4857 sayılı Kanun’un 21. maddesine göre işveren işe iade için başvuran işçiyi bir ay içinde işe başlatmak zorundadır. Aksi halde feshin geçersizliği davasında belirlenen iş güvencesi tazminatı ile çalıştırılmadığı en çok dört aylık süre ücret ve diğer hakları ödenmelidir. İşverenin işe davete dair beyanının da ciddi ve samimi olması gerekir. İşverenin işe başlatma amacı olmadığı halde işe başlatmama tazminatı ödememek için yapmış olduğu çağrı, gerçek bir işe başlatma daveti olarak değerlendirilemez.
İşçinin işe iade sonrasında başvurusuna rağmen işe başlatılmaması halinde, işe başlatılmayacağının sözlü ya da eylemli olarak açıklandığı tarihte veya bir aylık başlatma süresinin sonunda iş sözleşmesi işverence feshedilmiş sayılır. İhbar ve kıdem tazminatı ile iş güvencesi tazminatı belirtilen fesih tarihindeki emsal işçi ücretine hesaplanır.
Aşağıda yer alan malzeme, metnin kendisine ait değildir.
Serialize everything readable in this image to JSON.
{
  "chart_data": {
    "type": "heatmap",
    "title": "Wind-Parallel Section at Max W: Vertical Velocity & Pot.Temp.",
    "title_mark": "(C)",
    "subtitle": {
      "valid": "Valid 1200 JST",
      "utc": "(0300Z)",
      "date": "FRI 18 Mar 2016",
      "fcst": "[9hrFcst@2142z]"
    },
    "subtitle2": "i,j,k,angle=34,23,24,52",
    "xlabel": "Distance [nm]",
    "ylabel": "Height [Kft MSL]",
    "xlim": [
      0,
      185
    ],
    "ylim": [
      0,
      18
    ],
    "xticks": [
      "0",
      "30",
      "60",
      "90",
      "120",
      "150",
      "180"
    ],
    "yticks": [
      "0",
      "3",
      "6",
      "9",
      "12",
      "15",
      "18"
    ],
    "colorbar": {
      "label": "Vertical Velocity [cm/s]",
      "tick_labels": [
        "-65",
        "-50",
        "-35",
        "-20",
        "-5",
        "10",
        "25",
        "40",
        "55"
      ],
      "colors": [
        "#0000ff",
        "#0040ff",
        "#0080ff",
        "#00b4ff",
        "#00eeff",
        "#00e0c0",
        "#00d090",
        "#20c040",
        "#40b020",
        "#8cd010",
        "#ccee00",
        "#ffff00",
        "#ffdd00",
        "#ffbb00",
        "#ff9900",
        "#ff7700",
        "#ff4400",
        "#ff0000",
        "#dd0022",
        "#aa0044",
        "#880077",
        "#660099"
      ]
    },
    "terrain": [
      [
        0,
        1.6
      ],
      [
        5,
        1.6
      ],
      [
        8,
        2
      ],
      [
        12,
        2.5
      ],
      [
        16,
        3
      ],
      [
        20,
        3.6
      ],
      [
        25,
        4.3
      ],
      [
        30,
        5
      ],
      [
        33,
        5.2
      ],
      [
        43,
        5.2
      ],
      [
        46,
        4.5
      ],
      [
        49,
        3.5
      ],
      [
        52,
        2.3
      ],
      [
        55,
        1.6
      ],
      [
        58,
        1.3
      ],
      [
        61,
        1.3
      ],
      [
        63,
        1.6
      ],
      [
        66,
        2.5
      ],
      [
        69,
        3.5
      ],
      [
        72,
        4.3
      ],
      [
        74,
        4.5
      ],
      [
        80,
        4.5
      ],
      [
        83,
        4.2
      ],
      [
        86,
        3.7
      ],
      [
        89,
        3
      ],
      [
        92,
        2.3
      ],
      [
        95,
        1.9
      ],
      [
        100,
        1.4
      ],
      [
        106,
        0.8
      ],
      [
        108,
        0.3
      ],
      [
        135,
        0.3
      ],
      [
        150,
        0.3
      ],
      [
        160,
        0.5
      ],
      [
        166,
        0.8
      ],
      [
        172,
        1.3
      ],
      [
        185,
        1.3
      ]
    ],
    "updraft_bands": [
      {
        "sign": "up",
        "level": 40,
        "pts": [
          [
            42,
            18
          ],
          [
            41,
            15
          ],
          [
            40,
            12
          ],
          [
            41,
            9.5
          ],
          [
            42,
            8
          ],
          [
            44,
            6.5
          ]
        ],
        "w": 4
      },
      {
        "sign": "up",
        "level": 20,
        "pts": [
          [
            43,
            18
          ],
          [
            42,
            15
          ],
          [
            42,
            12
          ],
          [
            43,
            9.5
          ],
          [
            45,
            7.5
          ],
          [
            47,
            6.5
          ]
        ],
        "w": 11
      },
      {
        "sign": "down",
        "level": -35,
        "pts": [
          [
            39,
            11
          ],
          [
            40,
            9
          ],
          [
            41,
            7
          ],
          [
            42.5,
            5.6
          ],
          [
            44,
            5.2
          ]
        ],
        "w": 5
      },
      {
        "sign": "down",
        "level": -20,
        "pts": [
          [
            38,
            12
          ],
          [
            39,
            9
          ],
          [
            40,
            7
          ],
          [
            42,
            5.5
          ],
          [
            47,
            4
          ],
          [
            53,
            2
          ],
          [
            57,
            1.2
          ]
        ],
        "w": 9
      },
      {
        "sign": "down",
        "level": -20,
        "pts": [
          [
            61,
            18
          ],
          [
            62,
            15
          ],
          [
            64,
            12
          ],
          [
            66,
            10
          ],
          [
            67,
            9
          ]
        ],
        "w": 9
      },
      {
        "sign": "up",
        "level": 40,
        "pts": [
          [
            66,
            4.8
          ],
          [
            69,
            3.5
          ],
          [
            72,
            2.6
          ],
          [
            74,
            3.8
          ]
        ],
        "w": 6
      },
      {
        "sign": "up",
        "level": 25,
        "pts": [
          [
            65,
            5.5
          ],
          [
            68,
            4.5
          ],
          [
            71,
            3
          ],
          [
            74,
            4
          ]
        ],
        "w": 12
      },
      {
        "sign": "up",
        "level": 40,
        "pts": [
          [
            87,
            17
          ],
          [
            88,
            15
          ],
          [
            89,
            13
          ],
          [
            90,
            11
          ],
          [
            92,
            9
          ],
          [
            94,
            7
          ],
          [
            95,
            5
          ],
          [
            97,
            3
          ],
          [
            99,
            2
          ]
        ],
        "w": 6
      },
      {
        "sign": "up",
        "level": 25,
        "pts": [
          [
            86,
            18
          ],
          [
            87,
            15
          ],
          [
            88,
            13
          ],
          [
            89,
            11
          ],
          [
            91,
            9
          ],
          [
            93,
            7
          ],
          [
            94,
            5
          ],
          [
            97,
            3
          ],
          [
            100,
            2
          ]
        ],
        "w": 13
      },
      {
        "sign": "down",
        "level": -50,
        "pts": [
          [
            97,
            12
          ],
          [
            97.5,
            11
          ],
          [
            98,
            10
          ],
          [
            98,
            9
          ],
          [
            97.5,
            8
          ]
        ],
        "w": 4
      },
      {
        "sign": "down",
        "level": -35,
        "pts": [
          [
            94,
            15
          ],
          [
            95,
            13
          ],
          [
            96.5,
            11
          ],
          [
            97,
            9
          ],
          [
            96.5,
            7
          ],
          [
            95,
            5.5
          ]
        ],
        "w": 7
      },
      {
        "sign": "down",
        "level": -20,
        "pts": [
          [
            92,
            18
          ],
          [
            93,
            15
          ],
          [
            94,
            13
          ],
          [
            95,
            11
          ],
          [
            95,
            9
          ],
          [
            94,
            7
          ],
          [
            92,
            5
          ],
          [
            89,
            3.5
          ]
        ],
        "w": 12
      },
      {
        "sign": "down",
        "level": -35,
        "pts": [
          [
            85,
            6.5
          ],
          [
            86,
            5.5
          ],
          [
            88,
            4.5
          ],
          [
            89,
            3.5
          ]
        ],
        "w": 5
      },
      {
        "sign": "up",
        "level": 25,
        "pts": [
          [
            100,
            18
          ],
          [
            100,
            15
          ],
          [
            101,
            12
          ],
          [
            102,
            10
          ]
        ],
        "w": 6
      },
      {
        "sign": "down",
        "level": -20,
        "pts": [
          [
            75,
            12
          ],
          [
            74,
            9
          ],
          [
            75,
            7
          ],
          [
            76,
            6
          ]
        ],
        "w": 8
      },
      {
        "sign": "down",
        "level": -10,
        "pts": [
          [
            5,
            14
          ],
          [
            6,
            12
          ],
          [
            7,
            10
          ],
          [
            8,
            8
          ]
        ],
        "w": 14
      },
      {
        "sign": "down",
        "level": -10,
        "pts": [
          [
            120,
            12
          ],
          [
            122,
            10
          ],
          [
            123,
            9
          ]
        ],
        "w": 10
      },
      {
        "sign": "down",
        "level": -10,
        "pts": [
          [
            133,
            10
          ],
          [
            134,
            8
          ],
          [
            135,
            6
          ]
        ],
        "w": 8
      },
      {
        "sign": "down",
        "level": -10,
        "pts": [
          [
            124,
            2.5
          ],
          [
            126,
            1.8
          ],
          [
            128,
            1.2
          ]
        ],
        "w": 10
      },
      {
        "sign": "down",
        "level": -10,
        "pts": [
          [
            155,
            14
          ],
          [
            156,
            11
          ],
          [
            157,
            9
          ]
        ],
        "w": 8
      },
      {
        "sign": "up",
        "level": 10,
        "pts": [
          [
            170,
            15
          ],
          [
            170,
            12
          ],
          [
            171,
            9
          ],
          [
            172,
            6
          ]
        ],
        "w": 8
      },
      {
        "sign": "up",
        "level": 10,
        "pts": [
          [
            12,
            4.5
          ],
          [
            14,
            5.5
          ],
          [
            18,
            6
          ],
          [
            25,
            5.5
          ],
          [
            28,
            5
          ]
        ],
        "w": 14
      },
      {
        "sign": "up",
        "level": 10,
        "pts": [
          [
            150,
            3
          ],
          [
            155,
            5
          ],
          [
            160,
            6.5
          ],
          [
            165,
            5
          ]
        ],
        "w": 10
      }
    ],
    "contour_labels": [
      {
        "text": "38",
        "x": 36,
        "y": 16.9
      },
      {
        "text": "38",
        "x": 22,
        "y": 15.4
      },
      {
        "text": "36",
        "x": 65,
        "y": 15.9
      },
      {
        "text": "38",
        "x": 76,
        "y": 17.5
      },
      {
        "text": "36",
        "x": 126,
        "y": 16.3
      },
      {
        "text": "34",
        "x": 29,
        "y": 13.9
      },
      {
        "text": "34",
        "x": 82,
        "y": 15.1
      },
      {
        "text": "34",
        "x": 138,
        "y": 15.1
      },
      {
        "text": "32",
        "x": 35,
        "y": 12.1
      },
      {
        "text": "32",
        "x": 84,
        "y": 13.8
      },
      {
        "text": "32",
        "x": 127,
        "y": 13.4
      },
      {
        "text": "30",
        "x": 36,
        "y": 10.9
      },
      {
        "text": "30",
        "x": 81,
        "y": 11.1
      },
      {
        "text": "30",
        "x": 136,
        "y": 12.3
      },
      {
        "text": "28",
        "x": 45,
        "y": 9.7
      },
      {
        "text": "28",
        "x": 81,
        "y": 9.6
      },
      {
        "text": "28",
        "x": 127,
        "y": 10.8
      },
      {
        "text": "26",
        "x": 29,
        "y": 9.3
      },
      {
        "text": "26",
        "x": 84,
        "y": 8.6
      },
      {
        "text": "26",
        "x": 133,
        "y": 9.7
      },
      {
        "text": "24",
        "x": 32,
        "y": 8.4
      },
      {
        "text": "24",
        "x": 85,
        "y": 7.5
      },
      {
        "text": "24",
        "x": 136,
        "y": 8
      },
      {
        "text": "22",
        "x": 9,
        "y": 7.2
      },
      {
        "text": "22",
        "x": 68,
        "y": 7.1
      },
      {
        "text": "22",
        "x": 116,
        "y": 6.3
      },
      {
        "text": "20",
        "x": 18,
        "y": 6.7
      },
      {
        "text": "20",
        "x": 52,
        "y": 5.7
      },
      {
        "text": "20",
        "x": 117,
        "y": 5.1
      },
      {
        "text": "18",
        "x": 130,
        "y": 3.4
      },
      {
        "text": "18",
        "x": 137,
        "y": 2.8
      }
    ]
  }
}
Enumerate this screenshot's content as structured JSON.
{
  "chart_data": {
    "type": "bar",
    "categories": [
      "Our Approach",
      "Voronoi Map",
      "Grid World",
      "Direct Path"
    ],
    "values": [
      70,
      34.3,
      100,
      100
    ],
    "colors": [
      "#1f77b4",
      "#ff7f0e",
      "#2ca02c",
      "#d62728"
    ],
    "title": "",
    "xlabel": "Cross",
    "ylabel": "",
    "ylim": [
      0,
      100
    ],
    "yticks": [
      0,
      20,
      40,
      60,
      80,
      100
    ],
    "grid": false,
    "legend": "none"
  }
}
İş sözleşmesi geçersiz nedenle feshedilen işçinin süresinde başvurusuna rağmen işe başlatılmaması veya başlatılması halinde çalıştırılmadığı en çok dört aylık süre ücret ve diğer hakları geçersiz sayılan feshi izleyen dönem ücretine göre hesaplanmalıdır.
Somut olayda, davacı işçinin işe iadesine ilişkin mahkeme kararının kesinleşmesinden sonra kanuni sürede işe başlamak için davalı işverene 02/12/2008 günü başvuruda bulunduğu, davalı işverenin de 17/12/2008 günlü yazı ile 23/12/2008 günü işe başlaması için davacı işçinin işe iade başvurusunu kabul ettiği konusu uyuşmazlık konusu değildir. Davacı dava dilekçesinde işverenin davetine icabet etmemesi yönünde bir mazeret ileri sürmemiştir. Böyle olunca işverence yapılan fesih artık 4857 sayılı Kanun’un 21/5.maddesi gereğince geçerli feshin sonuçlarını doğuracağından, bunun sonucu olarak boşta geçen dört aylık süre ücretine hak kazanamaz. Mahkemece davanın reddi yerine yazılı şekilde kabulüne karar verilmesi hatalıdır.
SONUÇ: Temyiz olunan kararın yukarıda yazılı sebepten BOZULMASINA, peşin alınan temyiz harcının istek halinde ilgiliye iadesine, 17/01/2012 gününde oybirliğiyle karar verildi.